Os dedos não são iguais

A família é pequena. Apenas três pessoas: Luciano, Leonardo e Antônio. Luciano é o mais velho, hoje aposentado. Leonardo trabalha para ganhar uns trocados e garantir a sobrevivência dele, da mulher e de uma filha ainda criança.

Antônio é engenheiro de uma empresa estatal. Com exceção de Luciano, os demais são peagalinos declarados. Revelados e sem-vergonha de assumirem essa opção, mesmo em público. Um deles, até filiou-se ao PH2.

Em qualquer circunstância, sequer avermelham os rostos quando defendem os integrantes do partido. Não acreditam nas acusações desairosas feitas a deputados da legenda e a um sem-número de auxiliares do governo. Para eles, é tudo mentira, calúnia, intriga e inveja da oposição, que age de má fé, acusando sem provas.

O presidente da República, a quem reputam capaz e honesto, não compartilhou de nenhum desmando administrativo, ético ou moral.

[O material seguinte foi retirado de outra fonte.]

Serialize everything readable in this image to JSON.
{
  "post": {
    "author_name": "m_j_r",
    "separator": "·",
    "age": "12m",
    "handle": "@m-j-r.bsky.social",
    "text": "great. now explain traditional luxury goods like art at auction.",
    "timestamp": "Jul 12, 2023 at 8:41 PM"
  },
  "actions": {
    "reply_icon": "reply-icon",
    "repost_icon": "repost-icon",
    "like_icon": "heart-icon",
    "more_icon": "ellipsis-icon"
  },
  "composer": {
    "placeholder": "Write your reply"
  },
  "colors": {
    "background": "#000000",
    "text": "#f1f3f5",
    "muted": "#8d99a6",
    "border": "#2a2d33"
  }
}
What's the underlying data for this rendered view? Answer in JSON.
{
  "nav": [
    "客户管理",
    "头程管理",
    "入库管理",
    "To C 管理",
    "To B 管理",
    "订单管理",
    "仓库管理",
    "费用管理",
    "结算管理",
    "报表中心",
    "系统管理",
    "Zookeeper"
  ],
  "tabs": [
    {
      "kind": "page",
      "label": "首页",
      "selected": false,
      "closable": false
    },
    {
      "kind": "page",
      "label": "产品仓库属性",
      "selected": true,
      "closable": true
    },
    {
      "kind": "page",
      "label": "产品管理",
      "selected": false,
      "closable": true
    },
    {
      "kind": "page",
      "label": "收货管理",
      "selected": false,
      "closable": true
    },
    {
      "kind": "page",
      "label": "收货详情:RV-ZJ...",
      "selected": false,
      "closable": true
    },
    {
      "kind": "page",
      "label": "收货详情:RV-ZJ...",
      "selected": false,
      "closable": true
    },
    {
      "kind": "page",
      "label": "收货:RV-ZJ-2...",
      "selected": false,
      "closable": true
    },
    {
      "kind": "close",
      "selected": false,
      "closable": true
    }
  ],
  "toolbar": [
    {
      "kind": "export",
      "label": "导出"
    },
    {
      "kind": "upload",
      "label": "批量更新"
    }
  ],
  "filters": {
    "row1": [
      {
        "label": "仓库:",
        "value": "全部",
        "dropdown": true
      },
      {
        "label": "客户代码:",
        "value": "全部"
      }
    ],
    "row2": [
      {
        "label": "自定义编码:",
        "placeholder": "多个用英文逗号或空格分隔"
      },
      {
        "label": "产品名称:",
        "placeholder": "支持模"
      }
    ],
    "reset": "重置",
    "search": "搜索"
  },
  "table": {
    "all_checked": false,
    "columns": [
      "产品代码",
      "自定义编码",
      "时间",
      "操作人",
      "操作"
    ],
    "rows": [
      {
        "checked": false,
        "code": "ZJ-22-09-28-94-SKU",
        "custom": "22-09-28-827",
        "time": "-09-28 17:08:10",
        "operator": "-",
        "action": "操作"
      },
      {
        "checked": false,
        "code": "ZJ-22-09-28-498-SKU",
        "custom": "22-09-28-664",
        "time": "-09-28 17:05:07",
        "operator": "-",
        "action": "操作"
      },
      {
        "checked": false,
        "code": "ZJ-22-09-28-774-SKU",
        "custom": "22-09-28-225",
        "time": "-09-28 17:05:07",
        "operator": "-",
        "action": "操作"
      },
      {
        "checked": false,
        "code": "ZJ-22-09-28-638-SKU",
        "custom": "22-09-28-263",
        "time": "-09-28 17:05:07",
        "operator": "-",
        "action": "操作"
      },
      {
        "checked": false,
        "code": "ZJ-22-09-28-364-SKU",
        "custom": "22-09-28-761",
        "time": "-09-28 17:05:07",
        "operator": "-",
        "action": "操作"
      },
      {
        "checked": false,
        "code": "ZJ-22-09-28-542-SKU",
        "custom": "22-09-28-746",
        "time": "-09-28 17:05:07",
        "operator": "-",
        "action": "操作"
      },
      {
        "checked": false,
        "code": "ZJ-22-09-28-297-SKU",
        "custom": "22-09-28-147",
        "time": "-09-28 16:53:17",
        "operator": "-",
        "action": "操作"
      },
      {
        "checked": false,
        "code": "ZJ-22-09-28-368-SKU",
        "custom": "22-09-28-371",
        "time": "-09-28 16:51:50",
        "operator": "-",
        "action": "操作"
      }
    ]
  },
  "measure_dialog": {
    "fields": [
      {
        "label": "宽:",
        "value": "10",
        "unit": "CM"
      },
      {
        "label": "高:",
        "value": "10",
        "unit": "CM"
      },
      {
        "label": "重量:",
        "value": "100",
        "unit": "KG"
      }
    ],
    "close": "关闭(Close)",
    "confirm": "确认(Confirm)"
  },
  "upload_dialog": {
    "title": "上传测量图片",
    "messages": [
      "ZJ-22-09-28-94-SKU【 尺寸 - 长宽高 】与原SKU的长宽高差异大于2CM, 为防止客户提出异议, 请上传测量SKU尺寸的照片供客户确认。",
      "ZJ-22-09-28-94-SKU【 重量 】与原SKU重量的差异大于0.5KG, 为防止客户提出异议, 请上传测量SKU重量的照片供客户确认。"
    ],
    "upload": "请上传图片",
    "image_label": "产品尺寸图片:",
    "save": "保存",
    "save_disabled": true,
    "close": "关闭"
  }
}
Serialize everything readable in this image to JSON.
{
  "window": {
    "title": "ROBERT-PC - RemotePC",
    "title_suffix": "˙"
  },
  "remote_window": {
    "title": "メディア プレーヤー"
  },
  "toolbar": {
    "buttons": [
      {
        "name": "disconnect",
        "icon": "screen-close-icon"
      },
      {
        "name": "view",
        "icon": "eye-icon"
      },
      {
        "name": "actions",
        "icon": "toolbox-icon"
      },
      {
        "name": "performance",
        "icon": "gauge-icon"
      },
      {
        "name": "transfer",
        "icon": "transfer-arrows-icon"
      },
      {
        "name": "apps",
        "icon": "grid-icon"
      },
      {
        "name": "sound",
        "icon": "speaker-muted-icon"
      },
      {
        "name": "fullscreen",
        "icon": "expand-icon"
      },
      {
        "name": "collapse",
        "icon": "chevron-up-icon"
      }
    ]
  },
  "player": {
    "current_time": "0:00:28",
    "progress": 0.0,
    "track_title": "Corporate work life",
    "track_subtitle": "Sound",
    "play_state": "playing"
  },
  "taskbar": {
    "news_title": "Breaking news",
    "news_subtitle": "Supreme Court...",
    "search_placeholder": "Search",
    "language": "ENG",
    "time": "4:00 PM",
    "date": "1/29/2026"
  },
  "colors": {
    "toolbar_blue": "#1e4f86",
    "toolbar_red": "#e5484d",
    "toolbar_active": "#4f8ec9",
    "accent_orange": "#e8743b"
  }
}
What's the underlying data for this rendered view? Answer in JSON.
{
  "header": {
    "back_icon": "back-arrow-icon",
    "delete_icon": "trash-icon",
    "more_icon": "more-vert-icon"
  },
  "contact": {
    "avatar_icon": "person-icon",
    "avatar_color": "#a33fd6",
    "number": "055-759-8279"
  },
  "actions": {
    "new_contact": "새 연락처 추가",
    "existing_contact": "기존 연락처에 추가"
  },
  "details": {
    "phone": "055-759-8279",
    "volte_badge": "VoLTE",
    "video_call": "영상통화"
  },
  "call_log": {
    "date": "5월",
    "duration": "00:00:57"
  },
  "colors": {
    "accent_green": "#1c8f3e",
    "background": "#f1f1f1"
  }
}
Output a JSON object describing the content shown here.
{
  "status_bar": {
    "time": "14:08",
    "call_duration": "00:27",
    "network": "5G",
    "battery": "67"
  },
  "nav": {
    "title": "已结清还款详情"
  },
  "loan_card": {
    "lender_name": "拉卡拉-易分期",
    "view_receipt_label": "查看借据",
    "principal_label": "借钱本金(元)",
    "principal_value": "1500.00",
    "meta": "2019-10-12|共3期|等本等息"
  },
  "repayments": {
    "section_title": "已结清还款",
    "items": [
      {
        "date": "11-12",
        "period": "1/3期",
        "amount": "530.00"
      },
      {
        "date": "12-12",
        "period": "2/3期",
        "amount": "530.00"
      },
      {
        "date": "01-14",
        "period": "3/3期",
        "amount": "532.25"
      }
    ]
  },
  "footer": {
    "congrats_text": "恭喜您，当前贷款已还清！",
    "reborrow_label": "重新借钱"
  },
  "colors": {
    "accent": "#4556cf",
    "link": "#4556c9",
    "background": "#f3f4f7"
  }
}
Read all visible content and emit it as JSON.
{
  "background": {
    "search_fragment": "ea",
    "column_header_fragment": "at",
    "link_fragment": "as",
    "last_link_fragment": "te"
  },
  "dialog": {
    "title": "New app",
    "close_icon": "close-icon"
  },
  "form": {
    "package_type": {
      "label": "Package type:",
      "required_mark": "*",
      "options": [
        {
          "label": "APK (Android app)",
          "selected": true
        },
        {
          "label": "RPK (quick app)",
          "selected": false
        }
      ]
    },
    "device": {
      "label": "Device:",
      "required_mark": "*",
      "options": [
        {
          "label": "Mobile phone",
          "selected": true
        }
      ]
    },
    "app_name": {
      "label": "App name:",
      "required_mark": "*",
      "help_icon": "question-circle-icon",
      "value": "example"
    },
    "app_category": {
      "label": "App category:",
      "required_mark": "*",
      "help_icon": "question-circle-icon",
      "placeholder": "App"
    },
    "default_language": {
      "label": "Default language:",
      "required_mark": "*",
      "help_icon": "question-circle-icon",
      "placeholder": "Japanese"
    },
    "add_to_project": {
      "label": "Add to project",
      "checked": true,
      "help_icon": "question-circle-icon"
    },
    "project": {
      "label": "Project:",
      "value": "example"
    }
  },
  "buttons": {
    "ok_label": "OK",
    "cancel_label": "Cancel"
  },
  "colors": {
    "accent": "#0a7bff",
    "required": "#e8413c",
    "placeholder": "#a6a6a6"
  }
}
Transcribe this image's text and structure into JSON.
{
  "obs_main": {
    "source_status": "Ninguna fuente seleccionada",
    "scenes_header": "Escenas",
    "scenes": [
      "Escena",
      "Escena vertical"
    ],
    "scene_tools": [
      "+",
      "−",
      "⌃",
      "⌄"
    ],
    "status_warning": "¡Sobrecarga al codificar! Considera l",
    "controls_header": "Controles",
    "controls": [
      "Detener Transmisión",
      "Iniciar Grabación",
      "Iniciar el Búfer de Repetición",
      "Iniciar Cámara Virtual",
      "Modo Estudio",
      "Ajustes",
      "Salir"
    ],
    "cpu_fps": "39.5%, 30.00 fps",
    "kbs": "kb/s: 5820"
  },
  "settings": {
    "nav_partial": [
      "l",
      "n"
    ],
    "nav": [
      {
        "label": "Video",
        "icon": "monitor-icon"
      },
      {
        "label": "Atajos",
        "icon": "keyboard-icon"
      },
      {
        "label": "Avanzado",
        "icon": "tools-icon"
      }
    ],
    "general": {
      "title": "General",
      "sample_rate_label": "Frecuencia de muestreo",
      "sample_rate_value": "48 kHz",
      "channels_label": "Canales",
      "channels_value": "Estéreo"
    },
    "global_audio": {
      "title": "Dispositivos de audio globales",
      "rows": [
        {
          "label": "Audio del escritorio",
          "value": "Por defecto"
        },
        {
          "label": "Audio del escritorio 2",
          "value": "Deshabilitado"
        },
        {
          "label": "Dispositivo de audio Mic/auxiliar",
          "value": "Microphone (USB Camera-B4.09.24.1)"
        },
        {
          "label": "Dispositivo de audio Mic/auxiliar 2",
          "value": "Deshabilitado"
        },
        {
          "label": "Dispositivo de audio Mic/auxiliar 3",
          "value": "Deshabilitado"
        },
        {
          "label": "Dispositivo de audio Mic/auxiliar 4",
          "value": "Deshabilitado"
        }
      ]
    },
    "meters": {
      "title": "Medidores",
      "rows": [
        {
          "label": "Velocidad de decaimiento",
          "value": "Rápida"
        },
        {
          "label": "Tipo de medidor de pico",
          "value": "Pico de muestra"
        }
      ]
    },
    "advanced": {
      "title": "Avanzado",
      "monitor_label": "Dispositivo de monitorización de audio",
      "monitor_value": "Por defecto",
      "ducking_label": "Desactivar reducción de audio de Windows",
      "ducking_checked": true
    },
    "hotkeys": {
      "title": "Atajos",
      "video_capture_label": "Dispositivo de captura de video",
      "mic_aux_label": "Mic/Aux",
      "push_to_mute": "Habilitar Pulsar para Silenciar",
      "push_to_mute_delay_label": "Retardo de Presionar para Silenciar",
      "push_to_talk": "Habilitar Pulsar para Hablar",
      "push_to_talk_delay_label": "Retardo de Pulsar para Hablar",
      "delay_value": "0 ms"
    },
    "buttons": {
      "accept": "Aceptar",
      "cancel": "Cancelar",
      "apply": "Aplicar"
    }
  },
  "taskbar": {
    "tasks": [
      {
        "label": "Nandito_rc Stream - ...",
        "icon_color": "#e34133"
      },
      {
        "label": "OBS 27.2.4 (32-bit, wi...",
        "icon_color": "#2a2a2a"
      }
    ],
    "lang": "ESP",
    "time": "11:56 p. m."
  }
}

Leonardo e Antônio, principalmente esse último, declaram que Sua Excelência é a referência que faltava ao país. Um exemplo a ser seguido. Luciano discorda veementemente, convicto de que o presidente participou das negociações de propinas a deputados para aprovarem projetos do governo.

E de outras maracutaias.

Um número incontável delas.

Luciano, do alto da experiência adquirida ao longo de seus sessenta e seis anos, não concorda com os irmãos. Não endossa os conceitos atribuídos por eles ao presidente. Não vê nele qualidades de bom administrador, pois as viagens não o deixam trabalhar.

O homem viaja demais.

“Anda mais que burra de padre”, dissera alguém, desabafando seu descontentamento.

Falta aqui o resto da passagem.